According to the By-law on Detailed Conditions for the Preschool Preparatory Programme Implementation, the PPP’s function is to provide equal conditions for all children, enrich their social and cognitive experience and enable all children to be in the same or a similar position when they start primary school. In addition, the Fundamentals of the Preschool Education Programme does not specify precise short-term outcomes for the PPP, only thematic areas, competencies and aspects of child welfare, using key phrases such as ‘to feel’, ‘to be’, ‘to be able to’, ‘to be competent in’ and ‘to do’. The aspects of welfare and competencies specified are relevant for both the PPP and kindergarten, as well as for nursery.


Pedagogical approaches

Preschool teachers are free to choose teaching methods according to their preferred teaching style and the individual needs, wants and competencies of children. In the absence of a detailed curriculum, teachers have a very important role in the delivery of the programme, as well as in any modifications that may be appropriate in view of the children’s needs, interests and abilities.
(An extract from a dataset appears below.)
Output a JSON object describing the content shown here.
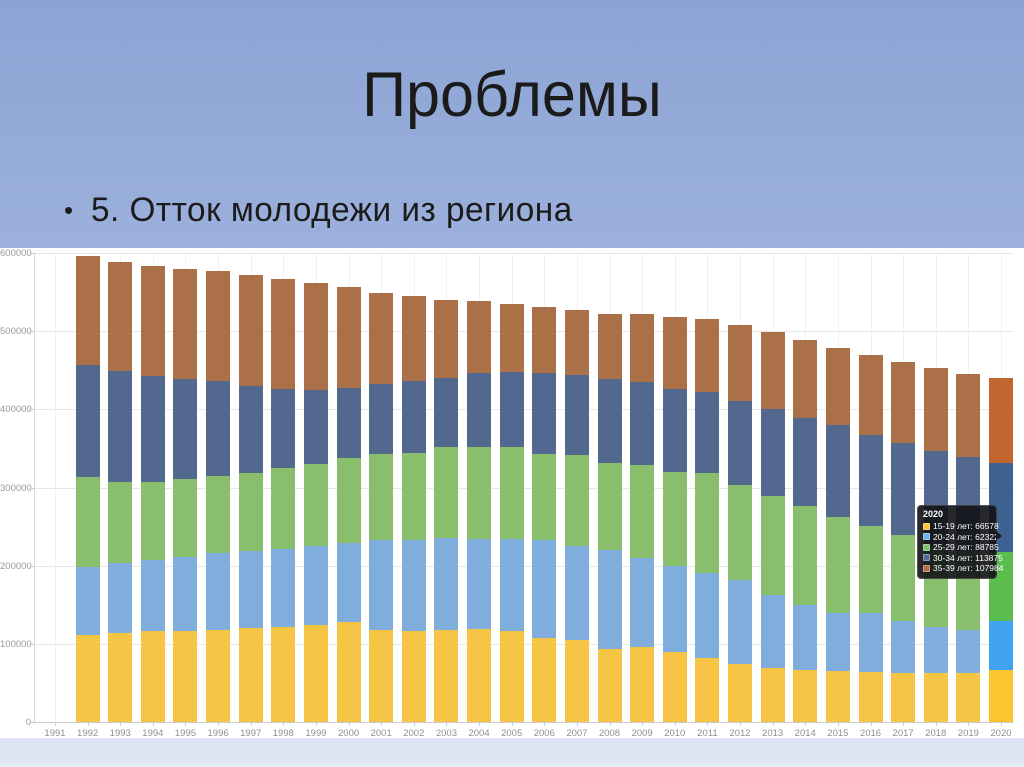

Preschool teachers choose and create materials considering the welfare of children, principles regarding which are set out in the Fundamentals of the Preschool Education Programme, which recognises the importance of children’s feelings, characteristics, skills and previous experiences. Moreover, some of the materials should be chosen in cooperation between children and preschool teachers according to the current interests of the children. This is particularly the case with natural materials such as cloth, wood and clay. In line with the Fundamentals of the Preschool Education Programme, all participants in an ECEC institution, including children, parents or guardians, preschool teachers and other staff, are responsible for choosing and preparing materials. This pedagogical approach is applicable to the whole ECEC programme, including nursery, kindergarten and the PPP.



There is no formative or summative assessment during ECEC programmes. Personal records of progress for each child are kept and updated in ECEC institutions.

Transition to primary school

One of the main principles specified in the Fundamentals of the Preschool Education Programme is continuity in education. Continuity is based on developing lifelong learning competencies and connecting ECEC institutions with schools, families and local communities. Some recommendations for approaching transitions are made in the Fundamentals of the Preschool Education Programme: an ECEC institution should cooperate with a school by organising mutual visits and joint activities, exchanging information, preparing parents or guardians and children for the transition from kindergarten and the PPP to school, and organising particular activities and taking action to connect practitioners, children and parents or guardians from kindergartens and schools (sporting activities, art workshops, friendship programmes, celebrations, festivals, exhibitions, performances, etc.)